Prototype vaginal gel fails to block HIV: Study
A vaginal gel failed to protect women against the AIDS virus, doctors said on Monday.
Paris: A vaginal gel failed to protect women against the AIDS virus, doctors said on Monday, reporting on a major clinical trial that enrolled more than 9,000 women.
The formula, known as PRO 2000, was tested in a Phase III trial, the widest and most exhaustive stage of the process to assess a new drug for safety and effectiveness.
AIDS campaigners have staked huge faith in the search for a vaginally-used gel to thwart the human immunodeficiency virus (HIV). It would revolutionise the fight on AIDS by empowering women, especially in African countries where coercive sex is a problem.
The first breakthrough in this quest was announced in July at the 18th International AIDS Conference in Vienna.
Scientists reported that a cream tested in a Phase IIb trial in South Africa called CAPRISA 004 cut the risk of HIV infection by 39 percent overall, and by 54 percent among those women who used it most consistently.
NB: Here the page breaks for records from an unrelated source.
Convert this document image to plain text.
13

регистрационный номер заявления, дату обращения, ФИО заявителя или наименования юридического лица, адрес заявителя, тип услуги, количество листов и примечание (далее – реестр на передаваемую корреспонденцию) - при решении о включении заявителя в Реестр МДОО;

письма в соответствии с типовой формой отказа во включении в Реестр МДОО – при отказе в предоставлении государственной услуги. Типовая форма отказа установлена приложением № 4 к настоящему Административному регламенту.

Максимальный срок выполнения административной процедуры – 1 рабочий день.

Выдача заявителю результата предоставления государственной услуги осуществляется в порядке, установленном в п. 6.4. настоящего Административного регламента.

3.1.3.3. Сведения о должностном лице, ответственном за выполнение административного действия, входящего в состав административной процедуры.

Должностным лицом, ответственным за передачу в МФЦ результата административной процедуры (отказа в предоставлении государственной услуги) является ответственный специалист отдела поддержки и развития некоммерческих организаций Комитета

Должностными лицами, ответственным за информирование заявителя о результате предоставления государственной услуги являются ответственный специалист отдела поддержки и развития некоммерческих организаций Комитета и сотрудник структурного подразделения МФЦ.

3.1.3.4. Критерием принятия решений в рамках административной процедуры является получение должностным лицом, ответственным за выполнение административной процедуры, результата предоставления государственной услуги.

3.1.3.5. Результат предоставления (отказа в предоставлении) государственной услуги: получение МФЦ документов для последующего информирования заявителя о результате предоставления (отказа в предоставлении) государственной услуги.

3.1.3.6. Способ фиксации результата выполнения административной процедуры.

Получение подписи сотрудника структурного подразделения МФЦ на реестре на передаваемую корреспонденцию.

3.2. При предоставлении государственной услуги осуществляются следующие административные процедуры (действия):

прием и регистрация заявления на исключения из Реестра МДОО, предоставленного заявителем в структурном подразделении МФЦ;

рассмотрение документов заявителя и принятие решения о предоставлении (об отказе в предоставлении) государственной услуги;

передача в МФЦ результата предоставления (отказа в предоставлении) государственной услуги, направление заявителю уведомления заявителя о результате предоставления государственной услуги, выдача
This level of protection may not be enough to make the CAPRISA gel get approval, however.
The cream incorporates tenofovir, a drug commonly used in tablet form to quell HIV by disrupting its reproduction in immune cells.
The PRO 2000 formula is different, being a so-called large charged polymer, which is intended to disrupt HIV`s interaction with targeted cells.
It was tested at two levels of concentration, of two percent and 0.5 percent, in 13 clinics in South Africa, Tanzania, Uganda and Zambia in a trial that was closely monitored for ethical standards.
Volunteers were women who were aged 18 years or older, were sexually active and did not have HIV. They were given either the gel or an inactive dummy cream called a placebo. All were given counselling on safe sex and access to condoms.
Their HIV status was then tested at 12 weeks, 24 weeks, 40 weeks and 52 weeks after starting with the product.
PRO 2000 was found to be safe but ineffective, according to the report card, published online by The Lancet.
"Safety-related events were rare and at similar rates in all three groups... (but) HIV-1 incidence was much the same between groups at study end," it said.
In an important detail, use of the gel -- a big challenge in microbicides -- was high. Eighty-nine percent of the women said they used it prior to intercourse.
Twenty-five million people have been killed by AIDS and more than 33 million others today are infected by HIV, which causes the disease.
More than two-thirds of these live in sub-Saharan Africa, where 60 percent of the estimated 1.9 million new infections in 2008 occurred among women and girls.